Uncertain foreign exchange savior or threat?

If the fear of recession has gripped the global economy, if money is getting harder and more expensive in global markets, the balance of payments will be economy becomes a critical parameter for In these conditions, if your current account deficit is increasing rapidly, international funds are staying away from you, if your credit rating is at the bottom, your risk premium is at the top, if your foreign currency reserves are in full swing, the developments in the balance of payments become a vital issue for you beyond critical. In terms of economy, in terms of domestic and foreign policy…

This is exactly the situation in Turkey.

Under these circumstances, when we look at the balance of payments data for July, which was announced yesterday, we are faced with a situation that is getting more and more dire:

– The monthly current account deficit increased by 12 times compared to the previous year and exceeded 4 billion dollars. The 7-month total deficit reached $36.67 billion, 2.7 times the previous year.

– Energy prices are not solely responsible for this rapid increase in the current account deficit. For example, the current account surplus excluding energy, which was 3 billion dollars in July last year, decreased to 2 billion dollars this year. Besides tourism and despite the fact that the current surplus in other services produced a surplus of $2.27 billion higher than last year.

– There is a similar situation with a total of 7 months. 7 months total energy Excluding the current account surplus, the current account surplus increased by $5.23 billion compared to the previous year. Considering that the increase in tourism and other services revenues increased by 10.63 billion dollars in the same period, it is clear that there is a deterioration far beyond the effect of energy in items other than services.

– Despite the current account deficit of 36.67 billion dollars in the first 7 months of the year, there was a net resource inflow of 28.75 billion dollars. As a result, there was a meltdown of 7.3 billion dollars in foreign exchange reserves. However, in the same period of last year, an increase of 13.96 billion dollars was realized in foreign exchange reserves due to lower tourism revenues. On the reserves side, there is a negative difference of 21.89 billion dollars compared to last year.

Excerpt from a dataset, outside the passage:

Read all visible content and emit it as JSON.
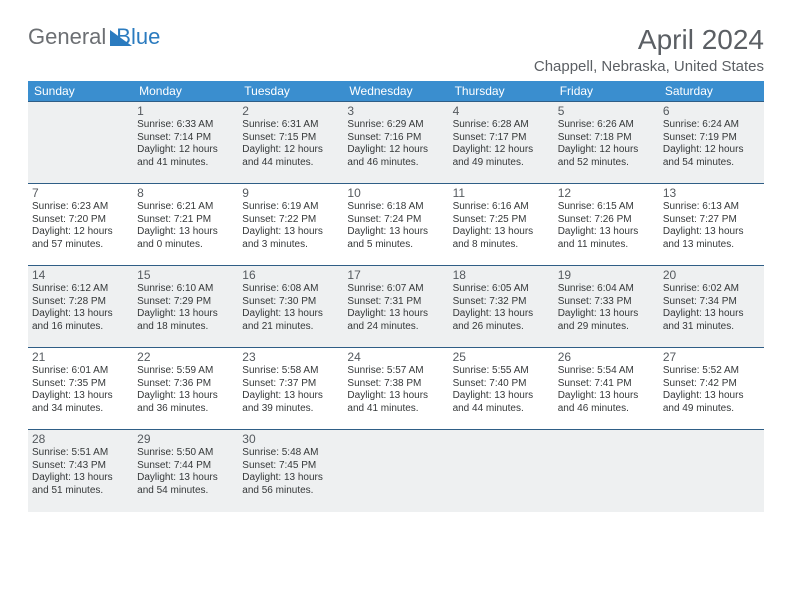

– In capital movements, both foreigners and residents have a negative trend. The resource brought by foreigners in the first 7 months is 6.29 billion dollar and decreased by 30 percent to $14.65 billion. Direct investments maintained their level, but there was a 33 percent decrease in real estate estuary economic investments. There is an outflow of 7.65 billion dollars in stocks and bonds in foreign hot money, and an inflow of 16.18 billion dollars in deposits. 4.43 billion dollars of the deposit inflow is the money found by the Central Bank. As a result, foreign hot money inflows decreased by $6.27 billion and decreased by 42 percent to $8.54 billion.

– Residents have also increased the amount of resources they have taken out as direct investments and portfolio investments by 6.7 billion dollars and 122 percent to 12.2 billion dollars. In addition to making a net foreign debt payment of $2.71 billion, the banks gave out $8.72 billion in loans and raised $11.43 billion. On the other hand, the real sector had to take a new foreign debt of 13 billion dollars. As a result, the resources that the residents took out reached $6.76 billion and $10.22 billion with a 195 percent jump.

– While both locals and foreigners stay away from bringing money into Turkey, its source is uncertain. foreign currency The entrance exploded and broke the record. The source of 24.35 billion dollars of the 28.75 billion dollars net foreign resource inflow realized in the first 7 months is uncertain. If we add the 4.43 billion dollars deposit found by the Central Bank, this is the whole net inflow.

– If the foreign currency inflow of uncertain origin has reached 84 percent of the net resource entering the country, this means that this is no longer a “net error or omission” and has become a basic policy. The fact that foreign exchange reserves, excluding trust money, are in such negative positions, and the current account deficit is so high, that foreign currency inflows of uncertain origin play such a vital and vital role does not only increase the vulnerabilities in the economy. Money of uncertain origin now means that it has gained the potential of a threat that puts pressure on domestic and foreign policy and has become a political problem.